Nonrecourse (Non-recourse, or
Limited Recourse) Stock Loans : Definition

Wikipedia defines nonrecourse debt as follows:

"A nonrecourse debt or non-recourse debt or nonrecourse loan is a secured loan (debt) that is secured by a pledge of collateral, typically real property, but for which the borrower is not personally liable. If the borrower defaults, the lender/issuer can seize the collateral, but the lender's recovery is limited to the collateral. If the property is insufficient to cover the outstanding loan balance (for example, if real estate prices have dropped), the lender is simply out the difference. Thus, non-recourse debt is typically limited to 80% or 90% loan-to-value ratios, so that the property itself provides "overcollateralization" of the loan.

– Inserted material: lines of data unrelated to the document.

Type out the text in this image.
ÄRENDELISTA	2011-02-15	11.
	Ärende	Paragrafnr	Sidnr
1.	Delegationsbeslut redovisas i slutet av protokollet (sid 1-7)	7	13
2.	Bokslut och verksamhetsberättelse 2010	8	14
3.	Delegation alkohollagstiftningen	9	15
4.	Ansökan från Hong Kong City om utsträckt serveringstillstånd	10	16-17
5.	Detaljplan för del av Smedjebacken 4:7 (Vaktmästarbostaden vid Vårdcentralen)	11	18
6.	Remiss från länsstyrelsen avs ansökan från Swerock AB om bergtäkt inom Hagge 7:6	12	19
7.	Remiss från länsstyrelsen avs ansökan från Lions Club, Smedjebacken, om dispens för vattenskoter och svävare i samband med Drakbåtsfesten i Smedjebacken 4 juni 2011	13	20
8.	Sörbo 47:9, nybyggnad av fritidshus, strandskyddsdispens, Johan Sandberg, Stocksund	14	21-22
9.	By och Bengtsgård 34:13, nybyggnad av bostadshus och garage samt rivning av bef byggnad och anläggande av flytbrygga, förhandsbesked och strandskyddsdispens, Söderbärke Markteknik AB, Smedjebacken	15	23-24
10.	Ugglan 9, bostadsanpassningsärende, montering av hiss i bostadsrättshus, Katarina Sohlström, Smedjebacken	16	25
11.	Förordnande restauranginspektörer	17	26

A lender of non-recourse debt depends crucially on an accurate assessment of the credit of the borrower, and a sound knowledge of the underlying technical domain as well as financial modeling skills." (Click here for the full nonrecourse debt Wikipedia listing).

In the hedged portfolio stock loan business, a nonrecourse stock loan is one in which the client's liability in loan default is limited to the collateral stocks securing the loan, regardless of how low in value the portfolio may fall. The portfolio converts to ownership by the lender in default, and must act as full satisfaction of the loan term. The lender may not come after the borrower for any other of his/her assets.

In the case of HedgeLender stock loans, all transactions are nonrecourse, and none are reported to credit bureaus.